The Velopresso is the invention of Royal College of Art students Lasse Oiva and Amos Field Reid. It’s a fully human powered bicycle and coffee maker, driven by Gates Belt Drive to keep it all clean and grease free.
The design uses two belt driven systems – one to move the bike from point A to point B, the other to drive the grinder and other moving parts required to turn roasted beans into the sweet brown liquid so many of us enjoy. The only fuel used is a camp stove to boil the water and create steam, but Reid says they’re trying to figure out a way to create ethanol fuel from spent grounds. The goal is a zero carbon system.
Get your fix below…
The design has already won a Deutsche Bank Award 2012 for Design and 2nd place in the 2012 Pininfarina Design Contest. Now, they’re looking to commercialize the bike and have it roaming the streets of Europe and North America selling clean, green coffee.
A transmission lever switches pedal power from the wheels to the grinder, producing a double shot of espresso worth of grounds in about five seconds.
Thanks to Paul for the tip!
Wow! Seemingly smart guys wasting so much time on something so worthless. Awesome in its absurdity.
3 wheels=tricycle…? Not BIcycle.
That is awesome.
@CJ – For a cart vendor, this is not by any means absurd and would allow more profit by eliminating a battery or generator for electricity. It also removes the hassle of needing a tow vehicle to move the cart from place to place, unless of course you’re going a very long distance. I think these would be great in downtown tourist and business areas.

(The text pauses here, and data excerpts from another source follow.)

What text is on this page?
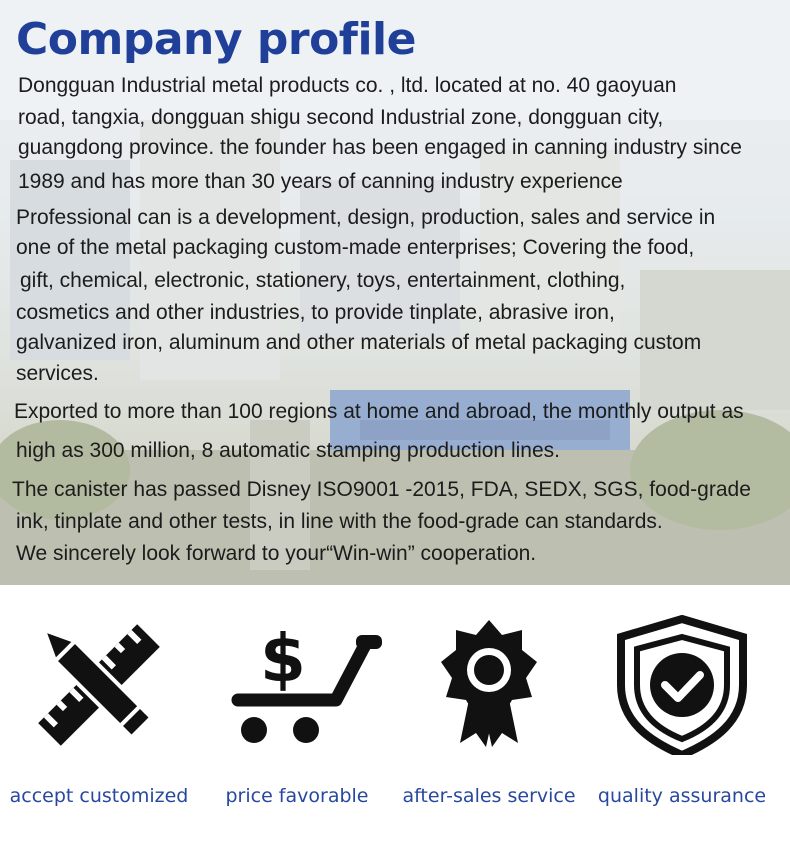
Company profile

Dongguan Industrial metal products co. , ltd. located at no. 40 gaoyuan

road, tangxia, dongguan shigu second Industrial zone, dongguan city,

guangdong province. the founder has been engaged in canning industry since

1989 and has more than 30 years of canning industry experience

Professional can is a development, design, production, sales and service in

one of the metal packaging custom-made enterprises; Covering the food,

gift, chemical, electronic, stationery, toys, entertainment, clothing,

cosmetics and other industries, to provide tinplate, abrasive iron,

galvanized iron, aluminum and other materials of metal packaging custom

services.

Exported to more than 100 regions at home and abroad, the monthly output as

high as 300 million, 8 automatic stamping production lines.

The canister has passed Disney ISO9001 -2015, FDA, SEDX, SGS, food-grade

ink, tinplate and other tests, in line with the food-grade can standards.

We sincerely look forward to your“Win-win” cooperation.

accept customized
$
price favorable	after-sales service	quality assurance
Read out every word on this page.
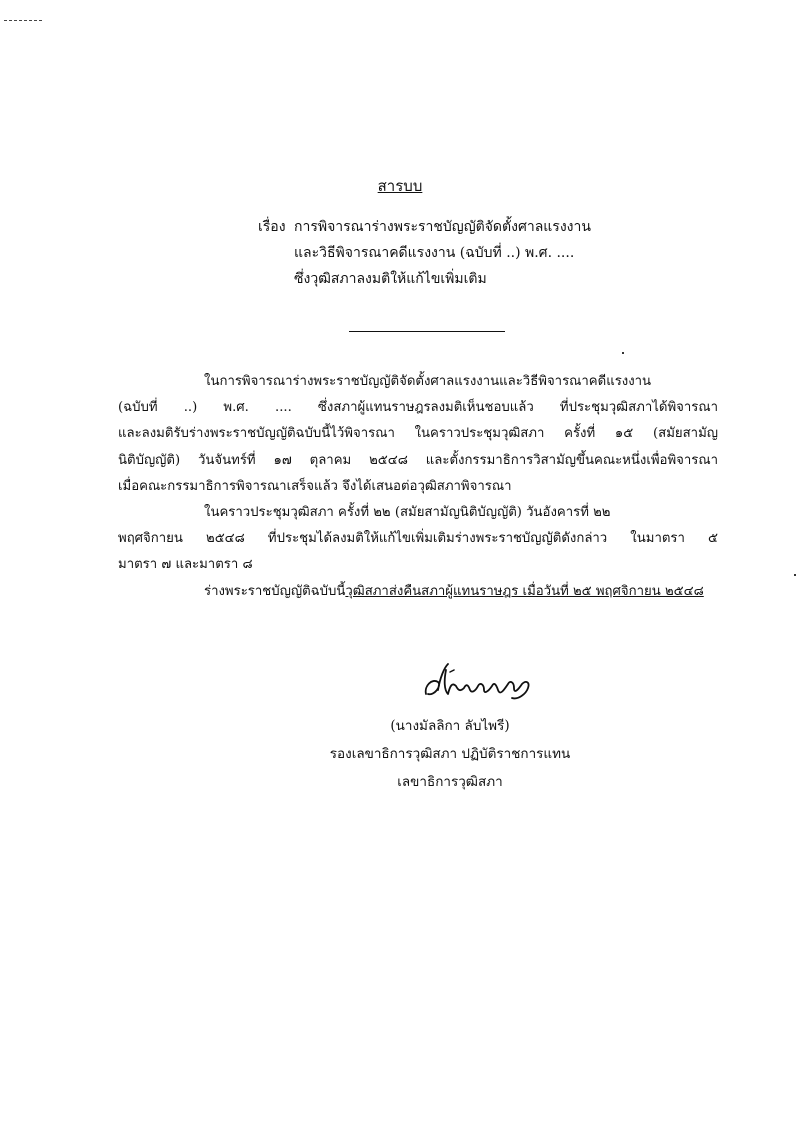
สารบบ
เรื่อง การพิจารณาร่างพระราชบัญญัติจัดตั้งศาลแรงงาน
และวิธีพิจารณาคดีแรงงาน (ฉบับที่ ..) พ.ศ. ....
ซึ่งวุฒิสภาลงมติให้แก้ไขเพิ่มเติม
ในการพิจารณาร่างพระราชบัญญัติจัดตั้งศาลแรงงานและวิธีพิจารณาคดีแรงงาน
(ฉบับที่ ..) พ.ศ. .... ซึ่งสภาผู้แทนราษฎรลงมติเห็นชอบแล้ว ที่ประชุมวุฒิสภาได้พิจารณา
และลงมติรับร่างพระราชบัญญัติฉบับนี้ไว้พิจารณา ในคราวประชุมวุฒิสภา ครั้งที่ ๑๕ (สมัยสามัญ
นิติบัญญัติ) วันจันทร์ที่ ๑๗ ตุลาคม ๒๕๔๘ และตั้งกรรมาธิการวิสามัญขึ้นคณะหนึ่งเพื่อพิจารณา
เมื่อคณะกรรมาธิการพิจารณาเสร็จแล้ว จึงได้เสนอต่อวุฒิสภาพิจารณา
ในคราวประชุมวุฒิสภา ครั้งที่ ๒๒ (สมัยสามัญนิติบัญญัติ) วันอังคารที่ ๒๒
พฤศจิกายน ๒๕๔๘ ที่ประชุมได้ลงมติให้แก้ไขเพิ่มเติมร่างพระราชบัญญัติดังกล่าว ในมาตรา ๕
มาตรา ๗ และมาตรา ๘
ร่างพระราชบัญญัติฉบับนี้วุฒิสภาส่งคืนสภาผู้แทนราษฎร เมื่อวันที่ ๒๕ พฤศจิกายน ๒๕๔๘
(นางมัลลิกา ลับไพรี)
รองเลขาธิการวุฒิสภา ปฏิบัติราชการแทน
เลขาธิการวุฒิสภา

I’m constantly amazed by how people here are so quick to bash anything outside their narrow view of the cycling world.
Let me guess… the next project is a Velomicrobrewery?
It never ceases to amaze me how (deleted)
@Rhys – SO true !!! :-))
Me likey very much.
The real question is how good is his coffee? I assume he doesn’t refrigeration, and thus I can’t get a latte from him. Cool project.
Super cool!
Psi Squared, on their website you can see the outline of milk jugs (or some liquid container). If this were me, I’d use a small compartment for dry ice to keep milk at a decent temp for a good amount of time. Maybe they have a similar setup?
That’s hot.
Oh, and +1 Rhys.
Few things in life are better than bikes and espresso, and when they come together, it’s pure f*ing magic. Aside from the innate coolness of the concept, I love how well done it all is: from the machine-complementing finish of the shroud to the graphics on the side displaying the inner workings. Even the logo is cool.
@Psi, latte is not coffee. coffee is coffee. stop with cow mucus already.
@Steve: agree on both points. Surprised the dentist envy comments aren’t in yet!
The smug greening of a luxury… well done.
dose it come with a jack to repair flat tires?
How is this not in Portland?
+1 for Joe T… just the black stuff please!
Wow, I’m surprised at some of the NEGATIVE comments here.
Why not support those who invent?
And, yes Latte’ IS a coffee. Geez people…
If they were really looking for a zero carbon system, they should look into boiling water using an belt-driven electric generator coupled to a resistive heating element. But then again, that’s a lot of pedaling just to boil water.
Usualy negative people means owners of the negative comments!
The guys who invented this are really cool , smart , and trying to save the world and bringing you coffe at any place or any corner of the town.
Wish them all the best and hope that next project will bring bikebakery????
Sweet idea! I can think of a lot of places one could make a decent income with one of these (beach-fronts, parades, city squares). Milk can be kept fresh in an insulated box no prob and if they got a coffee grinder in there, there is no reason they cant fit a mixer to froth up the milk.
Genius! I want one. This is a potential gold mine! Wonder if you could race with it on a velodrome?